Réponse à l’objection N°3 : Il y a un temps de donner, pendant lequel on pèche mortellement, si on néglige de faire l’aumône. C’est par rapport à celui qui reçoit, quand il y a nécessité urgente et manifeste, et que pour le moment on ne voit personne qui lui vienne en aide. C’est par rapport à celui qui donne, quand il y a des choses superflues qui, dans l’état présent, ne lui sont pas nécessaires, du moins selon les conjectures les plus probables. Il n’est pas nécessaire que l’on considère tous les événements qui peuvent avoir lieu à l’avenir (On peut faire sur son revenu les réserves nécessaires pour faire face aux éventualités que l’on prévoit. Ainsi on peut se réserver quelque chose pour la vieillesse, pour élever ou doter ses enfants ; saint Thomas ne condamne que ceux qui se créent une foule d’hypothèses chimériques pour se dispenser de donner. Car dans ce cas on se croirait toujours autorisé à garder ce que l’on a.), car ce serait penser au lendemain, ce que le Seigneur défend (Matth., chap. 6). On doit juger du nécessaire et du superflu d’après les calculs les plus probables et les circonstances les plus communes.

 

Objection N°4. Tous les préceptes reviennent au Décalogue. Or, parmi ces préceptes il n’est pas question de l’aumône. Elle n’est donc pas de précepte.
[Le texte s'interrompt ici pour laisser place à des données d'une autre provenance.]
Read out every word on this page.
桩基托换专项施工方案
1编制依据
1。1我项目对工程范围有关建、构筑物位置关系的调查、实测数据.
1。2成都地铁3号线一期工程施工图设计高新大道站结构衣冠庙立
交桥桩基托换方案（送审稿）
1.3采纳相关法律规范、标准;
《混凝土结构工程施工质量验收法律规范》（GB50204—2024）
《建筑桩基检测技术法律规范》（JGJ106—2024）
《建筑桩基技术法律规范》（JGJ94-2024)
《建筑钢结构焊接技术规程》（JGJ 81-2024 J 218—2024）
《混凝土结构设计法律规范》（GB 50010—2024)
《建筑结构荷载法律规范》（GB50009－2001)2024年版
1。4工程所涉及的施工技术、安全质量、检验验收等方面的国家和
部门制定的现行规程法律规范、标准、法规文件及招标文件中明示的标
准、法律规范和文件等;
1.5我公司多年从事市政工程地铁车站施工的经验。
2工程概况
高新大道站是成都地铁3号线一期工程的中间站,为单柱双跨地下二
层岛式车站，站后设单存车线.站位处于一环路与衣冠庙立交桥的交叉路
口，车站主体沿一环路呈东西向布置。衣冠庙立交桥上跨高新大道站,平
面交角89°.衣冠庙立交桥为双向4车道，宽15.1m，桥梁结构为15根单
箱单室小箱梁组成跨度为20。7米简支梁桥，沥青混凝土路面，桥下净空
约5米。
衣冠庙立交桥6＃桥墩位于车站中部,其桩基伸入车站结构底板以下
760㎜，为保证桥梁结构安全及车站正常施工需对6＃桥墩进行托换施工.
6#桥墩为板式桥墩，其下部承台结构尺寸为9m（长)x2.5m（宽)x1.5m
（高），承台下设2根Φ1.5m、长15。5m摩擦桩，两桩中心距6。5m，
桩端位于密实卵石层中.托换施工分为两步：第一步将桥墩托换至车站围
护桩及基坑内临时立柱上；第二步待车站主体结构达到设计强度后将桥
Réponse à l’objection N°4 : Tout secours accordé au prochain revient au précepte qui nous ordonne d’honorer nos parents. Car c’est le sens que donne à ce précepte l’Apôtre, quand il dit (1 Tim., 4, 8) : La piété est utile à tout, c’est à elle que les biens de la vie présente et ceux de la vie future ont été promis. Il parle ainsi, parce que Dieu a ajouté au précepte qui nous oblige d’honorer nos parents, la promesse de nous accorder une longue vie sur la terre (Ex., 20, 12). Par le mot piété on entend toute espèce d’aumône.

 

Mais c’est le contraire. Personne n’est puni des peines éternelles pour l’omission d’une chose qui n’est pas de précepte. Or, il y en a qui sont punis des peines éternelles pour avoir négligé de faire l’aumône, comme le dit l’Evangile (Matth., chap. 25). Donc l’aumône n’est pas de précepte.

 

Conclusion Il est de précepte de faire l’aumône avec son superflu en faveur de celui qui est dans la nécessité, mais dans d’autres circonstances, l’aumône est plutôt de conseil que de précepte.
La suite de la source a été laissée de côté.